I always used $0 to display my Perl program's status on the command-line which is incredibly useful for debugging. Today, our hosting provider upgraded our server (Linux Redhat, perl, v5.8.0 built for i686-linux) and now the $0 assignment is not reflected in the 'ps' output anymore.

Is this a kernel issue and can I enable this again since I cannot live without! If not, how come some processes still do it (e.g. crond, xinetd)?

TIA!

Replies are listed 'Best First'.
Re: Enable $0 process name
by Somni (Friar) on May 24, 2004 at 13:07 UTC

    This is a bug in perl 5.8.0, fixed in 5.8.1.

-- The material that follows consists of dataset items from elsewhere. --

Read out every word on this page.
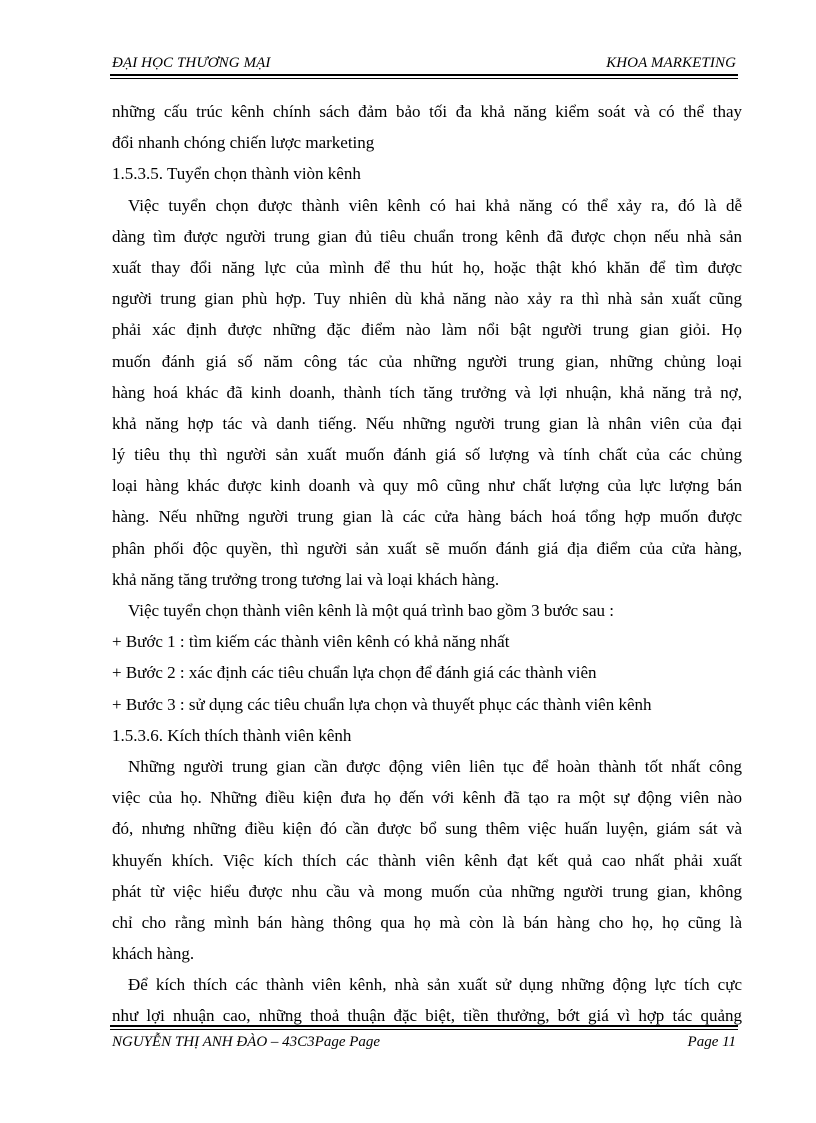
ĐẠI HỌC THƯƠNG MẠI	KHOA MARKETING
những cấu trúc kênh chính sách đảm bảo tối đa khả năng kiểm soát và có thể thay
đổi nhanh chóng chiến lược marketing
1.5.3.5. Tuyển chọn thành viòn kênh
Việc tuyển chọn được thành viên kênh có hai khả năng có thể xảy ra, đó là dễ
dàng tìm được người trung gian đủ tiêu chuẩn trong kênh đã được chọn nếu nhà sản
xuất thay đổi năng lực của mình để thu hút họ, hoặc thật khó khăn để tìm được
người trung gian phù hợp. Tuy nhiên dù khả năng nào xảy ra thì nhà sản xuất cũng
phải xác định được những đặc điểm nào làm nổi bật người trung gian giỏi. Họ
muốn đánh giá số năm công tác của những người trung gian, những chủng loại
hàng hoá khác đã kinh doanh, thành tích tăng trưởng và lợi nhuận, khả năng trả nợ,
khả năng hợp tác và danh tiếng. Nếu những người trung gian là nhân viên của đại
lý tiêu thụ thì người sản xuất muốn đánh giá số lượng và tính chất của các chủng
loại hàng khác được kinh doanh và quy mô cũng như chất lượng của lực lượng bán
hàng. Nếu những người trung gian là các cửa hàng bách hoá tổng hợp muốn được
phân phối độc quyền, thì người sản xuất sẽ muốn đánh giá địa điểm của cửa hàng,
khả năng tăng trưởng trong tương lai và loại khách hàng.
Việc tuyển chọn thành viên kênh là một quá trình bao gồm 3 bước sau :
+ Bước 1 : tìm kiếm các thành viên kênh có khả năng nhất
+ Bước 2 : xác định các tiêu chuẩn lựa chọn để đánh giá các thành viên
+ Bước 3 : sử dụng các tiêu chuẩn lựa chọn và thuyết phục các thành viên kênh
1.5.3.6. Kích thích thành viên kênh
Những người trung gian cần được động viên liên tục để hoàn thành tốt nhất công
việc của họ. Những điều kiện đưa họ đến với kênh đã tạo ra một sự động viên nào
đó, nhưng những điều kiện đó cần được bổ sung thêm việc huấn luyện, giám sát và
khuyến khích. Việc kích thích các thành viên kênh đạt kết quả cao nhất phải xuất
phát từ việc hiểu được nhu cầu và mong muốn của những người trung gian, không
chỉ cho rằng mình bán hàng thông qua họ mà còn là bán hàng cho họ, họ cũng là
khách hàng.
Để kích thích các thành viên kênh, nhà sản xuất sử dụng những động lực tích cực
như lợi nhuận cao, những thoả thuận đặc biệt, tiền thưởng, bớt giá vì hợp tác quảng
NGUYỄN THỊ ANH ĐÀO – 43C3Page Page	Page 11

    The bug report is mentioned in fully six seperate tickets. This ticket provides additional detail regarding limitations and issues.

    You can either upgrade (preferred, given 5.8.0 is nearly two years old), or apply a patch. This ticket mentions a patch, but it is incorrect. Jarkko Hietaniemi follows up in the ensuing discussion with instructions about obtaining a working one.

      Thanks for the links, you've been very helpful. I will try to convince my ISP to upgrade to perl 5.8.1

      Regards, Marcel
Re: Enable $0 process name
by DrHyde (Prior) on May 24, 2004 at 13:02 UTC
    You will find proper logging far more useful for debuggering.